Di segala bidang dan unsur kehidupan, tentu di dalamnya
terdapat peran perempuan. Dari bidang kuliner sampai ke militer, tidak terlepas
dari sangkut paut seorang perempuan. Seperti halnya R.A Kartini, pejuang
emansipasi wanita atau Nyi Ageng yang mengatur strategi untuk mengusir penjajah
dari Kulonprogo, di era sekarang kita juga banyak mengenal para influencer perempuan seperti halnya
Najwa Shihab, Meri Riana, Gita Savitri Devi, dan mereka yang berpengaruh dalam
pemerintahan seperti Sri Mulyani, Tri Risma, dan Susi Pudjiastuti.
Di balik itu semua, tentunya perempuan mengemban beban
moril atas kehidupannya. Dalam realita lingkungan, perempuan dituntut untuk
bisa mengurus segala isi rumah, dari sumur, dapur, sampai kasur. Perempuan diberi
label harus pandai memasak, bersolek diri, tidak boleh sekolah tinggi, dan lain
sebagainya. Apalagi di zaman yang serba canggih dan maju ini banyak
standarisasi masyarakat mengenai perempuan, seperti halnya perempuan dituntut
untuk cantik, harus bisa masak, dan harus bisa mendidik anak.
Perempuan harus cantik
Dilansir dari
liputan6.com 84% perempuan Indonesia tidak percaya diri dengan kecantikannya.

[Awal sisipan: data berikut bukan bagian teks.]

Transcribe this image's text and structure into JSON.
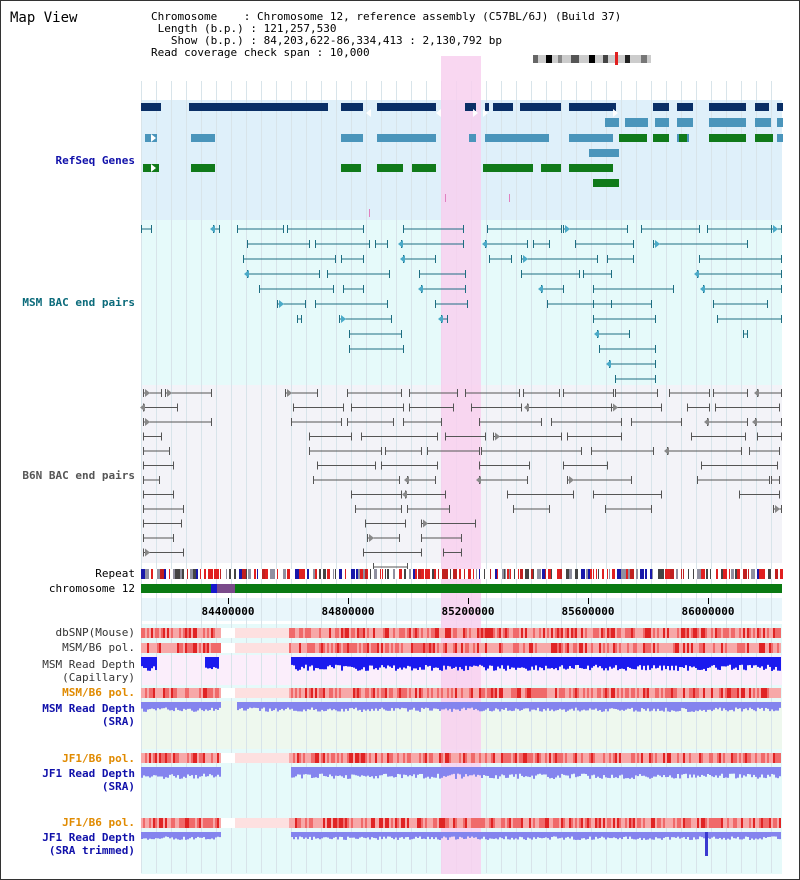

Seringnya membandingkan diri dengan orang lain baik secara langsung ataupun
melalui media sosial membuat rasa percaya diri menjadi menciut. Definisi cantik sendiri
relatif dan beragam, tentu hal ini sangatlah subjektif. Tergantung pada apa
yang dilihat dan siapa yang melihat. Sebenarnya, di dalam setiap perempuan
sudah memiliki kecantikan tersendiri, seperti yang dikatakan oleh Meutia Hatta tokoh perempuan
Indonesia, kecantikan dari seseorang akan terpancar melalui hal yang ia
lakukan, bukan hanya penampilan fisik saja. Artinya, seorang wanita juga memerlukan
kecantikan hatinya. Jadi, kecantikan bukanlah sesuatu yang
harus dikejar, tetapi alangkah baiknya perlu dirawat dengan baik. Tidak akan
ada habisnya ketika kita megikuti standarisasi banyak orang atau mengikuti zaman,
maka terimalah diri kita apa adanya, dan ciptakanlah cinta pada diri sendiri.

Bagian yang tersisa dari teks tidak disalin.